L’utilisation des technologies numériques pour remettre sur les rails la recherche côté vente

 

 

Depuis des années, les banques d’investissement distribuent gratuitement un produit dans le simple espoir d’attirer de futures commissions de négociation. Quel produit, vous demandez-vous ? La recherche côté vente.

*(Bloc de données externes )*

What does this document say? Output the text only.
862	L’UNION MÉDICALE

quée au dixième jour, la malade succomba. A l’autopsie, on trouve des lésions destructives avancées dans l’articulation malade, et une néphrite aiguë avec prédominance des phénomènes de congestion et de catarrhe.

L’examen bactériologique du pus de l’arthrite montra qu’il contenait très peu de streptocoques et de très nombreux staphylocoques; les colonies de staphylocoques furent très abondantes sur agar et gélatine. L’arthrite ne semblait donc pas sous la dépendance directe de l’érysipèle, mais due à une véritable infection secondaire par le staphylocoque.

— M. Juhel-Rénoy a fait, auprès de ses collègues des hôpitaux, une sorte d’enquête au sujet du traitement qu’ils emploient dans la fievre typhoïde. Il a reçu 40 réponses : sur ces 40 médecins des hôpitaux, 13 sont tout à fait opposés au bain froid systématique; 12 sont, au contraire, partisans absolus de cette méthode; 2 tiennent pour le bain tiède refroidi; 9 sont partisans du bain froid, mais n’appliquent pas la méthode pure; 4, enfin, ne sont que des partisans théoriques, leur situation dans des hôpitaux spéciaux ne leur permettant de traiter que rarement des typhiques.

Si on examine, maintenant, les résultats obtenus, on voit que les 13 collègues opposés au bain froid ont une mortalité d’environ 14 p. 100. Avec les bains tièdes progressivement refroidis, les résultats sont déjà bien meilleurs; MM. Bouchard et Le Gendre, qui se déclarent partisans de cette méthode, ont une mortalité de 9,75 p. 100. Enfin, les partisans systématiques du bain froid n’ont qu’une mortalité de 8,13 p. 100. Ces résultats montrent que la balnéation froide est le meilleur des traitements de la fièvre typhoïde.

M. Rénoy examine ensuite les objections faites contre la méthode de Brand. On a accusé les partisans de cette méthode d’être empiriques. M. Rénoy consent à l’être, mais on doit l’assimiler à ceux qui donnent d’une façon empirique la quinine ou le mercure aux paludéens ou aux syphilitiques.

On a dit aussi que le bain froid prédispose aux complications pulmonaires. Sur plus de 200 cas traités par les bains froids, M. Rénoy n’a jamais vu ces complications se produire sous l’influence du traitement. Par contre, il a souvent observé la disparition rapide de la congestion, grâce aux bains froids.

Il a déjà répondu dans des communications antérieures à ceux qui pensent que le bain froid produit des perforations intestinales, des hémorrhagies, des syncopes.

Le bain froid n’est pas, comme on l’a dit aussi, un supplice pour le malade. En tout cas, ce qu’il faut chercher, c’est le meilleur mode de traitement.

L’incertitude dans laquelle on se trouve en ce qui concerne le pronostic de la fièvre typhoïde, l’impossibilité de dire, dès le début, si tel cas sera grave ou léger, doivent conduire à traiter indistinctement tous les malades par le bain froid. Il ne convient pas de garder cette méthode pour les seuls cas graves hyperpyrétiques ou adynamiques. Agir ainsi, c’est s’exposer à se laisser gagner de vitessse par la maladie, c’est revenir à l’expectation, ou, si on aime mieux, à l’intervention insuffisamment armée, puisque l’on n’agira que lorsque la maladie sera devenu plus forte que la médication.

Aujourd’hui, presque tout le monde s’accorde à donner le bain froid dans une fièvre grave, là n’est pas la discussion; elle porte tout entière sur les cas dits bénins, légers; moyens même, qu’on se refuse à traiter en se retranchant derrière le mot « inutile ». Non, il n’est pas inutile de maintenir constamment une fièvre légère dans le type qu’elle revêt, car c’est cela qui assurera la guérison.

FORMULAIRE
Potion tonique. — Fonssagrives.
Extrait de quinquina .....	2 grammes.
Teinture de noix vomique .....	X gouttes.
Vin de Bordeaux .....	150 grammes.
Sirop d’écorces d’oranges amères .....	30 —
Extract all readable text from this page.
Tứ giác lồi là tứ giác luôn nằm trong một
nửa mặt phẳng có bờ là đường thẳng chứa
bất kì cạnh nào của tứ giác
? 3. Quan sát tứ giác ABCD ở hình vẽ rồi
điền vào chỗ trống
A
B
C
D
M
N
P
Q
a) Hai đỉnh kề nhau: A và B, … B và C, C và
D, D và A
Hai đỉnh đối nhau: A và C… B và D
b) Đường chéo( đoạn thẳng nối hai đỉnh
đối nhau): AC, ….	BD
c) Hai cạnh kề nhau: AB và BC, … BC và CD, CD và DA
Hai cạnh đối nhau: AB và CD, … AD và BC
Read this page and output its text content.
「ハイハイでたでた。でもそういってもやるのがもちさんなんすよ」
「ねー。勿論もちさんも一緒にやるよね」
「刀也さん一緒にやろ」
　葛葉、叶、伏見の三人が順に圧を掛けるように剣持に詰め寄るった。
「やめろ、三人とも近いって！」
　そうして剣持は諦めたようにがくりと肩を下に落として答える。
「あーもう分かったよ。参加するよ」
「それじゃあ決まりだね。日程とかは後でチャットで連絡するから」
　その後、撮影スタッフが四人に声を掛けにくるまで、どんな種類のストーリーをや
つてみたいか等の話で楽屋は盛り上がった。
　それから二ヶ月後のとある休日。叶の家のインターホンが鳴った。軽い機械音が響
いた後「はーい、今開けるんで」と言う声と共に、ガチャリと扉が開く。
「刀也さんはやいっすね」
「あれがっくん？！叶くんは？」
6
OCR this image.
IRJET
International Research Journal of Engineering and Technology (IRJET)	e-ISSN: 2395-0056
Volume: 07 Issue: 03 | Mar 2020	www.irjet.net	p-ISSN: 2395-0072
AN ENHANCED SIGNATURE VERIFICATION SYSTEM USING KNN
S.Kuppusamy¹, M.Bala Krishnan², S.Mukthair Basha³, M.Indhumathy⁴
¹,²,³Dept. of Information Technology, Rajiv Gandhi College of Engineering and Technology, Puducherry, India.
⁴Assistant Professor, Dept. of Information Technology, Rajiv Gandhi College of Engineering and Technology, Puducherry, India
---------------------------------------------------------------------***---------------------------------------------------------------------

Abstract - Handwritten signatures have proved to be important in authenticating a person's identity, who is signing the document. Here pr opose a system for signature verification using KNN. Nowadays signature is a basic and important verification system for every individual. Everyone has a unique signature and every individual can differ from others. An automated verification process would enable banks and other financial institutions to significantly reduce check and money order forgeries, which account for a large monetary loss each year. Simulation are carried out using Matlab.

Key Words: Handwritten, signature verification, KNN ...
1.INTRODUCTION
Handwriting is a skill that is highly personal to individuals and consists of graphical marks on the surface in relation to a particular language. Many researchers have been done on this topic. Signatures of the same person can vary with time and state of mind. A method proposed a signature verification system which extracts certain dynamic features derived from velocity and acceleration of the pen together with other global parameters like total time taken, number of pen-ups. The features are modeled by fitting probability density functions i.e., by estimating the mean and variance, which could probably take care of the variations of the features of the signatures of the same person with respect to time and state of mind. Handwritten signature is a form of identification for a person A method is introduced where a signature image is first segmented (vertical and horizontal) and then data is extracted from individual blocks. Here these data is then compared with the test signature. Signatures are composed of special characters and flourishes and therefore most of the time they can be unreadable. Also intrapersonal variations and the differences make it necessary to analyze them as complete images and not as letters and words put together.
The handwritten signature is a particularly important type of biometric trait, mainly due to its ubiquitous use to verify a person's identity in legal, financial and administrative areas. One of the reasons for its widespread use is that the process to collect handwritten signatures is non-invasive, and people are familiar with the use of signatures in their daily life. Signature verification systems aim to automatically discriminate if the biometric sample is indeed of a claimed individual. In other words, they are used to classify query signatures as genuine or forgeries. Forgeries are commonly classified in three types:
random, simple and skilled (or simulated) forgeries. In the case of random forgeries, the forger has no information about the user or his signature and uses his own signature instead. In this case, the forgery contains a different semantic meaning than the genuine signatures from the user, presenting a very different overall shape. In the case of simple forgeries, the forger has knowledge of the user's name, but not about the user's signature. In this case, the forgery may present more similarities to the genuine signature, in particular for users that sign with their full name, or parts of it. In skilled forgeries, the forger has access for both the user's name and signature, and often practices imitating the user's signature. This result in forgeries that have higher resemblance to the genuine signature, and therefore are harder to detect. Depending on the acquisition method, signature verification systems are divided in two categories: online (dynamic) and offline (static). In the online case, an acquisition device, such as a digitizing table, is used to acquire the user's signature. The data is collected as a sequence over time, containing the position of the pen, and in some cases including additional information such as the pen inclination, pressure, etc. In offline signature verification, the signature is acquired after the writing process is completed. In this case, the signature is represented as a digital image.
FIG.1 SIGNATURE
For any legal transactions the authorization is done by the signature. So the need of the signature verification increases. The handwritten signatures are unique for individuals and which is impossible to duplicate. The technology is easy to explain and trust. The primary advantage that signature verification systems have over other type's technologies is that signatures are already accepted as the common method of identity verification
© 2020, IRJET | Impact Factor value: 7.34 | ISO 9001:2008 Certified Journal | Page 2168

Ce qui a commencé comme un moyen de démontrer un leadership éclairé et de courtiser des clients potentiels est largement devenu une entreprise hautement banalisée. Mis à part les aperçus uniques fournis par des boutiques de niche dotées d’une expertise spécialisée, la recherche indifférenciée n’est probablement pas ce que le département vente veut ou a besoin. 

 

Trois facteurs qui façonnent le paysage de la recherche côté vente

  • Déclin du financement : Grâce à l’essor du trading électronique et des services de négociation alternatifs, les marges de négociation des actions se réduisent.
  • Nouvelle concurrence : Les informations qui n’étaient autrefois accessibles qu’aux analystes sont désormais facilement accessibles au grand public en ligne. De nouveaux acteurs aux structures de coûts nettement inférieures entrent dans l’espace de recherche, rendant plus difficile que jamais pour les banques d’investissement de prendre l’avantage et de se démarquer du bruit.
  • Un renforcement de la réglementation : En janvier 2018, la directive II sur les marchés d’instruments financiers (MiFID II) sépare le courtage, ou trading, des frais de recherche. Un rapport récent de Benjamin Quinlan, ancien responsable de la stratégie pour les actions de la Deutsche Bank en Asie-Pacifique et de la banque d’investissement en Grande Chine, prévoit que les budgets de recherche pourraient diminuer de 30 %, soit 15 milliards de dollars, en réaction.

Trois façons dont les technologies numériques peuvent aider

 

Malgré ces défis, la recherche côté vente reste un élément important du modèle économique de la banque d’investissement. Les gestionnaires de fonds sont toujours prêts à payer pour la recherche, mais les budgets sont plus réduits que par le passé. Les technologies numériques peuvent offrir aux entreprises un moyen de remettre leurs fonctions de recherche sur les rails et de rendre leur recherche à nouveau compétitive et rentable. 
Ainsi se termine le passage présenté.